Renewables investor Berkeley hires JP Morgan to review options: sources
LONDON: The founders of renewables energy investor Berkeley Energy have hired U.S. investment bank JP Morgan to evaluate options, including a sale, for the company’s investment funds, which could be worth around $500 million, banking sources said.
Berkeley Energy invests in 30 energy projects across nine emerging markets via three renewables funds, two of which focus on hydro, wind and solar in India and the Philippines and a third on Sub-Saharan Africa.
The funds are likely to be attractive to infrastructure and sovereign wealth funds, seeking to diversify into renewable energy, and oil and gas companies to try to meet government climate change goals and satisfy calls from investors to reduce their carbon footprints.

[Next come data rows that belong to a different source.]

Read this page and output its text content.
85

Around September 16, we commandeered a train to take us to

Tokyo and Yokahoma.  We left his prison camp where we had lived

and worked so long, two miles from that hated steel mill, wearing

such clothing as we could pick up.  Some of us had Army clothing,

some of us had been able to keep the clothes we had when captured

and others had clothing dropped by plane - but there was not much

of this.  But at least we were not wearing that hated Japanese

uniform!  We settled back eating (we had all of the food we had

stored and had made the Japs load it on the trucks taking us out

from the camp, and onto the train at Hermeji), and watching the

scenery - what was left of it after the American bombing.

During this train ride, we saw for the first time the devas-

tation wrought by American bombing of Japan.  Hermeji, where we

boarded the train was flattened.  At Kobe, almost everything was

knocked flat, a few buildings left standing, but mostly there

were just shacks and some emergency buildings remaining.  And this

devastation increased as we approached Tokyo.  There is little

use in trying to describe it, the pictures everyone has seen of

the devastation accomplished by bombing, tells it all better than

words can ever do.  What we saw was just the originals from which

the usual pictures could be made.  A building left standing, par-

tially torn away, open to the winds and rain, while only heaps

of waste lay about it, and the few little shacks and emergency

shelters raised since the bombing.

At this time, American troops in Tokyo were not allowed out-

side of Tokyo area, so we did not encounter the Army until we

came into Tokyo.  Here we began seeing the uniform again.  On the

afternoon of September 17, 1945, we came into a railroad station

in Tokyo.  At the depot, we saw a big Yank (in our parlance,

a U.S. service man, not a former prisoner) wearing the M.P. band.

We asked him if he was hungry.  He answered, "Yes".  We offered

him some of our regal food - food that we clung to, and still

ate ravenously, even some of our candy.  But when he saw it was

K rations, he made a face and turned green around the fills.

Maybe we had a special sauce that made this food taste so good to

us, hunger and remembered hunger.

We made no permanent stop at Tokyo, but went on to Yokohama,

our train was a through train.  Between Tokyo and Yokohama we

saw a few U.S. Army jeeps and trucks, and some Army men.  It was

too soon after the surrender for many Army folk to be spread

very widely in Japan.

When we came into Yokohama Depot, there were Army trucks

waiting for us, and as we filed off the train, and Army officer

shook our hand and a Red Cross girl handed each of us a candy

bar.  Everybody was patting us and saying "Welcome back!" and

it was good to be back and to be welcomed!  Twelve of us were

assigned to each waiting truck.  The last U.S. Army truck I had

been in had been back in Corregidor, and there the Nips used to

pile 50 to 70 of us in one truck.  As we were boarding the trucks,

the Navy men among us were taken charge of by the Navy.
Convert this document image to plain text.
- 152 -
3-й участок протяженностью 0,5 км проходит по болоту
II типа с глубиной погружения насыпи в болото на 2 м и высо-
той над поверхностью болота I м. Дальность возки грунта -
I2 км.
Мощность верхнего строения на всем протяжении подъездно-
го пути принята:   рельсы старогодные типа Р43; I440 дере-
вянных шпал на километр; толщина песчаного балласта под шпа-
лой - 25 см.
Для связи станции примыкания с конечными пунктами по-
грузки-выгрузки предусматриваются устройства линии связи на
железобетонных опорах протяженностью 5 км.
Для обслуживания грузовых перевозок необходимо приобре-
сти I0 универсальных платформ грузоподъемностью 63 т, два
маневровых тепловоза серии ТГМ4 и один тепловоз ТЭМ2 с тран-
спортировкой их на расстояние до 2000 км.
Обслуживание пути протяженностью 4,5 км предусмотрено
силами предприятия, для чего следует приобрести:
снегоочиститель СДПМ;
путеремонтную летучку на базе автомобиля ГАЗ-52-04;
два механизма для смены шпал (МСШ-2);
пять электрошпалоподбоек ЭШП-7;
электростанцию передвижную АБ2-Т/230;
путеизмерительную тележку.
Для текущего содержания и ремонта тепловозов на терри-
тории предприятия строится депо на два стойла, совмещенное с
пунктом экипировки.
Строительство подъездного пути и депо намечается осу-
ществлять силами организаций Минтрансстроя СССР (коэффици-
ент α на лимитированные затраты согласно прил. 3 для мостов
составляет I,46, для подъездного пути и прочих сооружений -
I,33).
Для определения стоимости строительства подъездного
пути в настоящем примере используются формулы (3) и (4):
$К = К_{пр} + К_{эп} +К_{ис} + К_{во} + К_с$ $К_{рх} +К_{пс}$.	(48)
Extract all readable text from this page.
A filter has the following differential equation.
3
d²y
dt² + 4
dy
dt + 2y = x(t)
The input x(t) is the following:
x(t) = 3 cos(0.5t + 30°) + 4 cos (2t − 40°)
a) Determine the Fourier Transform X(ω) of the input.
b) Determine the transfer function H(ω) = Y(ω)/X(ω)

Berkeley Energy was founded in 2007 by ex Freshfields Bruckhaus Deringer’s lawyer Alastair Vere Nicoll and renewable energy assets investor Tarlochan Singh Kundi.
Berkeley Energy did not respond to requests for comment. JP Morgan declined to comment.
Renewable energy growth is estimated at an annual average rate of 11 percent between 2015 and 2035, with growth in wind and solar capacity up nine-fold from seven percent of total power supply today to nearly 40 percent by 2040, energy consultancy Wood Mackenzie estimates.
Major oil companies, however, have allocated less than three percent of their budget to renewables since 2016, Wood Mackenzie says, adding that this spend will nudge up in 2019, but not by much.
The solar and wind industries make lower returns compared to oil and gas and coal.
Chevron, for example, has a smattering of mostly small wind and solar ventures, while Royal Dutch Shell and BP own wind farms in the United States and electric-car charging stations in Europe.
Sovereign wealth funds and infrastructure firms have increased their exposure to renewable energy and pledged to add climate change considerations into their investment decisions.
Abu Dhabi Investment Authority has invested in green energy companies in India and Britain’s Green Investment Bank, run by financial group Macquarie.
Saudi Arabia’s Public Investment Fund invests in electric car maker Tesla and also smaller rival Lucid Motors, and works with SoftBank and others on large-scale solar projects.